Eppure la concordanza non era necessariamente iscritta nei geni della Confederazione elvetica nata nel 1848. Il nuovo Stato era figlio della classe dirigente liberale uscita vittoriosa dallo scontro con i cattolici-conservatori.

Questi ultimi avrebbero potuto costituire il nucleo di un grande partito di opposizione, in grado prima o poi di rovesciare i rapporti di forza in parlamento e di conquistare il potere. Ma le cose non andarono così.

“Il motivo principale per il passaggio da un sistema maggioritario ad un sistema di concordanza sta nell’introduzione di forme di democrazia diretta nel corso della seconda metà del XIX secolo”, spiega il professor Vatter.

La mutazione indotta dal referendum

L’iniziativa popolare e in particolare il referendum permisero all’opposizione conservatrice di bloccare il processo legislativo. “Ai liberali non rimase altro da fare che integrare i conservatori nel governo, per sbloccare il sistema”, osserva Vatter.

Quasi involontariamente, la classe dirigente liberale aveva così creato le premesse per un cambiamento radicale delle strutture politiche del paese. “All’epoca non ci si era interrogati sugli effetti a lungo termine del referendum.”

Lo stesso schema si è ripetuto ogni volta che sulla scena politica è apparsa una forza in grado di ricorrere sistematicamente al referendum. Ai conservatori sono seguiti il Partito dei contadini (oggi Unione democratica di centro) e quindi i socialisti.

Nel sistema di concordanza sono state integrate anche le principali forze sociali. L’iter legislativo prevede la cosiddetta “procedura di consultazione”.

Già in fase di elaborazione di una legge, i principali esponenti della società civile (associazioni economiche e sindacati in testa) sono consultati, al fine di evitare un eccessivo ricorso al referendum.

L’opposizione è il popolo

Ci si potrebbe chiedere chi, in un simile sistema politico, assuma le funzioni di controllo dell’operato del governo, funzioni che in una democrazia dell’alternanza spettano all’opposizione.

“Il controllo avviene attraverso la democrazia diretta”, risponde Adrian Vatter. “Il ruolo di opposizione è assunto dai votanti”.

Il politologo ammette che in altri paesi l’alternanza tra governo e opposizione permette un maggior rinnovamento della classe politica, “un fatto di per sé positivo”.

D’altra parte, osserva, nessun indicatore permette di dire che un sistema basato sulla concorrenza funzioni meglio di un sistema basato sulla concordanza. “L’alternarsi di maggioranza e opposizione non permette sempre una politica coerente”.

In ogni caso, avverte ancora Vatter, il sistema svizzero si basa su un equilibrio che non può essere facilmente modificato.

“Finché conserviamo gli attuali elementi di democrazia diretta, è quasi impossibile rendere il sistema più concorrenziale.

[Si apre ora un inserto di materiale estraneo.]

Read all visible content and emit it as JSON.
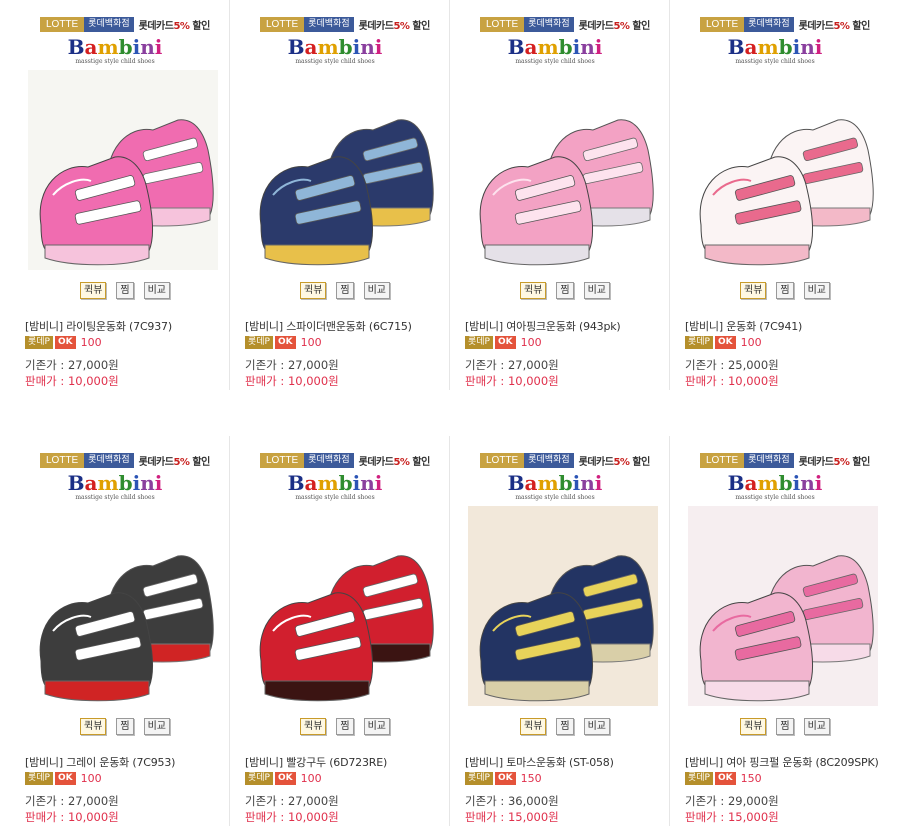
{
  "banner": {
    "lotte": "LOTTE",
    "dept": "롯데백화점",
    "card": "롯데카드",
    "pct": "5%",
    "card_tail": " 할인"
  },
  "brand": {
    "name": [
      "B",
      "a",
      "m",
      "b",
      "i",
      "n",
      "i"
    ],
    "name_colors": [
      "#1b2f86",
      "#d42020",
      "#e0a000",
      "#2f8d2f",
      "#2c55b5",
      "#8a3f9e",
      "#d02080"
    ],
    "tagline": "masstige style child shoes"
  },
  "buttons": {
    "review": "퀵뷰",
    "wish": "찜",
    "compare": "비교"
  },
  "labels": {
    "point_badge": "롯데P",
    "ok_badge": "OK",
    "old_price": "기존가 : ",
    "sale_price": "판매가 : "
  },
  "products": [
    {
      "name": "[밤비니] 라이팅운동화 (7C937)",
      "point": "100",
      "old_price": "27,000원",
      "sale_price": "10,000원",
      "shoe": "pink-sneaker",
      "color_main": "#f06cb0",
      "color_accent": "#ffffff",
      "color_sole": "#f6c3dc",
      "bg": "#f6f6f2"
    },
    {
      "name": "[밤비니] 스파이더맨운동화 (6C715)",
      "point": "100",
      "old_price": "27,000원",
      "sale_price": "10,000원",
      "shoe": "navy-sneaker",
      "color_main": "#2b3a6b",
      "color_accent": "#8fb6d8",
      "color_sole": "#e8c04a",
      "bg": "#ffffff"
    },
    {
      "name": "[밤비니] 여아핑크운동화 (943pk)",
      "point": "100",
      "old_price": "27,000원",
      "sale_price": "10,000원",
      "shoe": "pink-sneaker",
      "color_main": "#f3a2c4",
      "color_accent": "#fde3ee",
      "color_sole": "#e5e1e8",
      "bg": "#ffffff"
    },
    {
      "name": "[밤비니] 운동화 (7C941)",
      "point": "100",
      "old_price": "25,000원",
      "sale_price": "10,000원",
      "shoe": "floral-sneaker",
      "color_main": "#fbf4f4",
      "color_accent": "#e96a8d",
      "color_sole": "#f3b9c8",
      "bg": "#ffffff"
    },
    {
      "name": "[밤비니] 그레이 운동화 (7C953)",
      "point": "100",
      "old_price": "27,000원",
      "sale_price": "10,000원",
      "shoe": "gray-sneaker",
      "color_main": "#3d3d3d",
      "color_accent": "#ffffff",
      "color_sole": "#d02424",
      "bg": "#ffffff"
    },
    {
      "name": "[밤비니] 빨강구두 (6D723RE)",
      "point": "100",
      "old_price": "27,000원",
      "sale_price": "10,000원",
      "shoe": "red-maryjane",
      "color_main": "#d11f2e",
      "color_accent": "#ffffff",
      "color_sole": "#3b1412",
      "bg": "#ffffff"
    },
    {
      "name": "[밤비니] 토마스운동화 (ST-058)",
      "point": "150",
      "old_price": "36,000원",
      "sale_price": "15,000원",
      "shoe": "thomas-sneaker",
      "color_main": "#233463",
      "color_accent": "#e8d35a",
      "color_sole": "#d9cfa8",
      "bg": "#f2e8da"
    },
    {
      "name": "[밤비니] 여아 핑크펄 운동화 (8C209SPK)",
      "point": "150",
      "old_price": "29,000원",
      "sale_price": "15,000원",
      "shoe": "pearl-sneaker",
      "color_main": "#f2b5cf",
      "color_accent": "#e86aa0",
      "color_sole": "#f7dbe8",
      "bg": "#f6eef0"
    }
  ]
}
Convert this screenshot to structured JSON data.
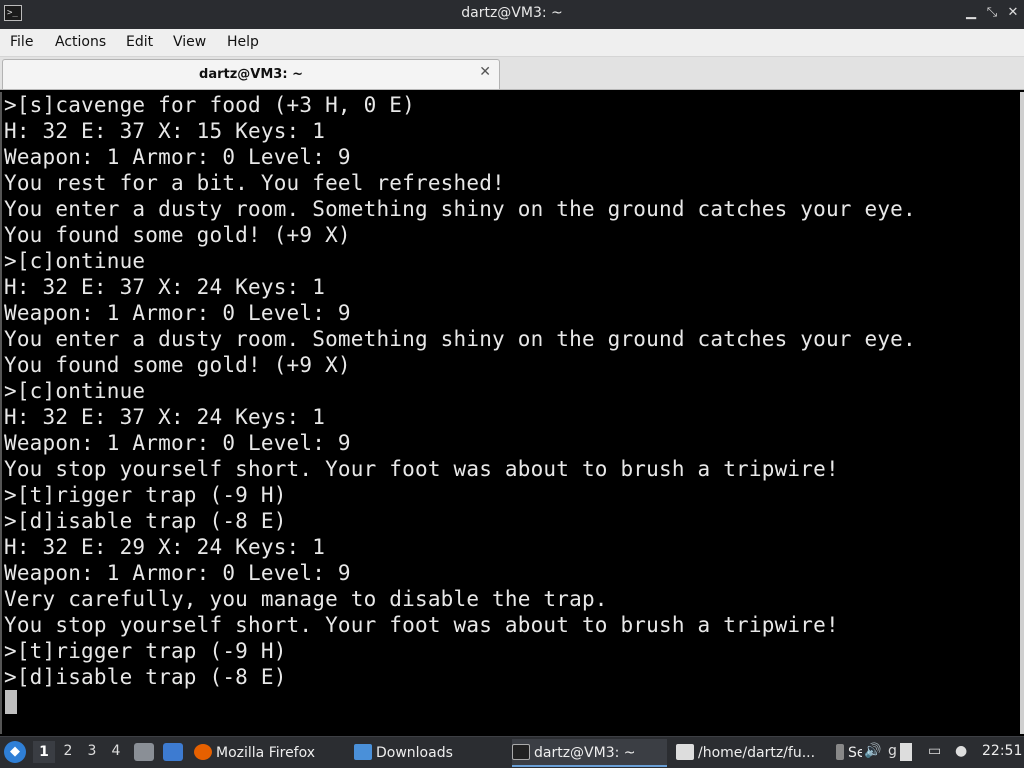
{
  "window": {
    "title": "dartz@VM3: ~",
    "controls": {
      "minimize": "▁",
      "maximize": "⤡",
      "close": "✕"
    }
  },
  "menubar": {
    "items": [
      "File",
      "Actions",
      "Edit",
      "View",
      "Help"
    ]
  },
  "tabs": [
    {
      "label": "dartz@VM3: ~",
      "close": "✕"
    }
  ],
  "terminal": {
    "lines": [
      ">[s]cavenge for food (+3 H, 0 E)",
      "H: 32 E: 37 X: 15 Keys: 1",
      "Weapon: 1 Armor: 0 Level: 9",
      "You rest for a bit. You feel refreshed!",
      "You enter a dusty room. Something shiny on the ground catches your eye.",
      "You found some gold! (+9 X)",
      ">[c]ontinue",
      "H: 32 E: 37 X: 24 Keys: 1",
      "Weapon: 1 Armor: 0 Level: 9",
      "You enter a dusty room. Something shiny on the ground catches your eye.",
      "You found some gold! (+9 X)",
      ">[c]ontinue",
      "H: 32 E: 37 X: 24 Keys: 1",
      "Weapon: 1 Armor: 0 Level: 9",
      "You stop yourself short. Your foot was about to brush a tripwire!",
      ">[t]rigger trap (-9 H)",
      ">[d]isable trap (-8 E)",
      "H: 32 E: 29 X: 24 Keys: 1",
      "Weapon: 1 Armor: 0 Level: 9",
      "Very carefully, you manage to disable the trap.",
      "You stop yourself short. Your foot was about to brush a tripwire!",
      ">[t]rigger trap (-9 H)",
      ">[d]isable trap (-8 E)"
    ]
  },
  "panel": {
    "workspaces": [
      "1",
      "2",
      "3",
      "4"
    ],
    "tasks": [
      {
        "label": "Mozilla Firefox",
        "icon": "firefox-icon",
        "color": "#e66000"
      },
      {
        "label": "Downloads",
        "icon": "folder-icon",
        "color": "#4a90d9"
      },
      {
        "label": "dartz@VM3: ~",
        "icon": "terminal-icon",
        "color": "#222222"
      },
      {
        "label": "/home/dartz/fu...",
        "icon": "text-editor-icon",
        "color": "#dddddd"
      },
      {
        "label": "Se",
        "icon": "settings-icon",
        "color": "#888888"
      }
    ],
    "tray_text": "g",
    "clock": "22:51"
  }
}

Più elementi di concorrenza si introducono nel sistema politico svizzero, maggiori sono i rischi che questo si blocchi.”

swissinfo, Andrea Tognina

Domenica 19 ottobre gli svizzeri votano per il rinnovo del parlamento
Per i 200 seggi della camera bassa sono in lizza 2836 candidati
Per i 40 seggi (su 46) disponibili alla camera alta si presentano 110 candidati

La moderna Svizzera è nata nel 1848 in una costellazione nettamente bipolare: i radicali al potere, i conservatori all’opposizione.

Nel corso del XIX secolo l’introduzione di strumenti di democrazia diretta, come l’iniziativa e il referendum, ha però innescato una mutazione del sistema politico.

Per evitare che l’attività legislativa fosse bloccata a colpi di referendum, le forze al potere sono state costrette a integrare man mano i gruppi abbatsnza forti da farvi ricorso.

Il sistema di concordanza non ha influito solo sulla composizione del governo (dove sono presenti tutti i maggiori partiti), ma anche sull’attività legislativa.

Le maggiori componenti della società civile, e in particolare le organizzazioni economiche e i sindacati, sono consultati già nella fase di elaborazione di una legge (la cosiddetta procedura di consultazione).